Afrika-Cup im Fußball: Im Stadion des Friedens
Bouaké liegt im Norden der Elfenbeinküste. Hier hat der Fußball schon einmal Geschichte geschrieben – dank des Einsatzes von Didier Drogba.
Es ist heiß in Bouaké. Im Norden der Elfenbeinküste steigt die Temperatur in diesen Tagen gern auf 36 Grad oder darüber. Dazu lähmt die hohe Luftfeuchtigkeit. Das sind schwere Bedingungen für die Fußballer, die gerade am Afrika-Cup teilnehmen.

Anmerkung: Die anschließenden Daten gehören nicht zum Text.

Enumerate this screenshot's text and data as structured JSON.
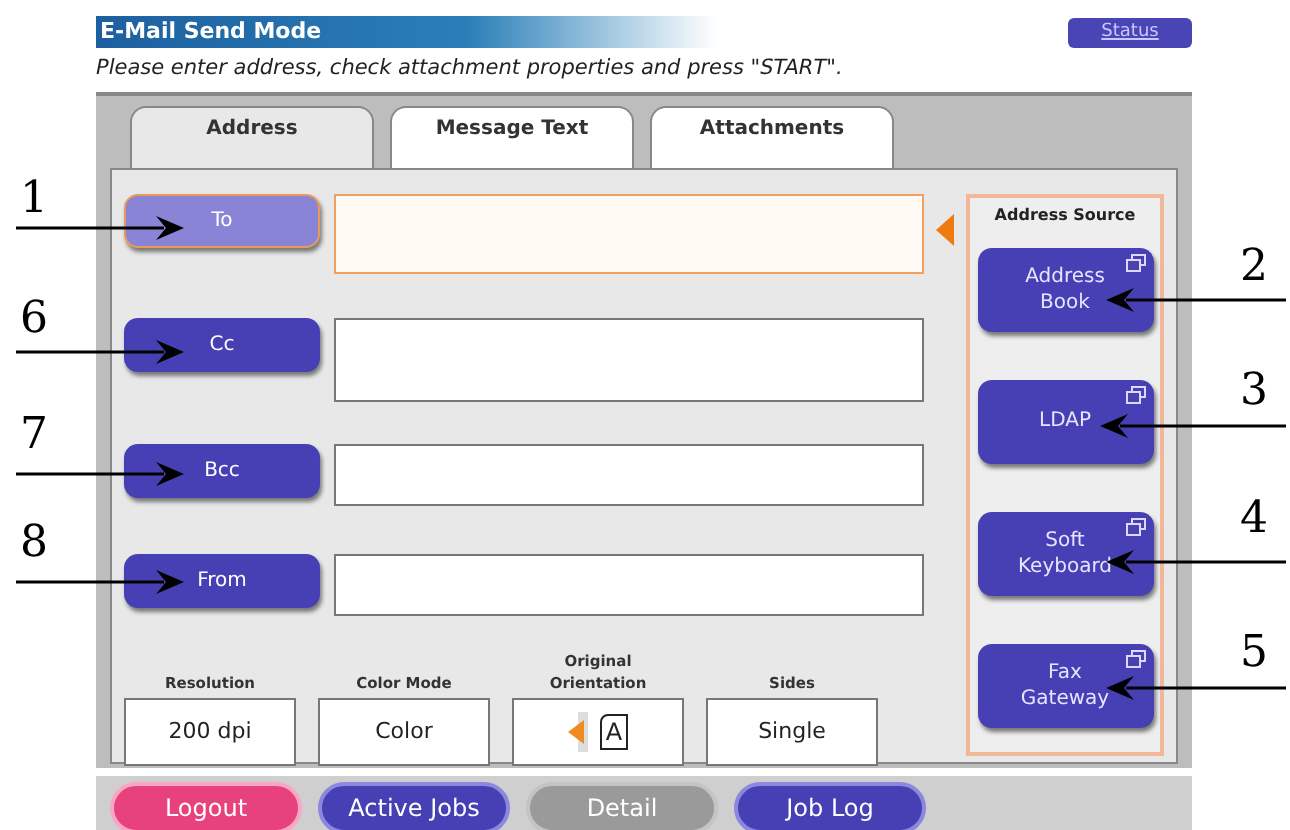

Bouaké ist eine von fünf Städten, in denen der Cup ausgespielt wird. Am Samstag findet hier das erste Achtelfinale des Wettbewerbs statt – Namibia wird im „Stadion des Friedens“ auf Angola treffen.
Die Hitze erschwert im Grunde jede körperliche Betätigung. Tritt man in der Stadt aus dem zentral gelegenen Carrefour-Supermarkt, um anschließend die Avenue Jaques Aka zu überqueren, sollte man dennoch hellwach sein. Man läuft sonst Gefahr, von einem der zahlreichen Mopeds erfasst zu werden. Die Stadt, rund 350 Kilometer nördlich vom Wirtschaftszentrum Abidjan gelegen, ist voll von den kleinen Motorrädern. „Ein Erbe aus der Rebellenzeit“, sagt Kafalo Sekongo.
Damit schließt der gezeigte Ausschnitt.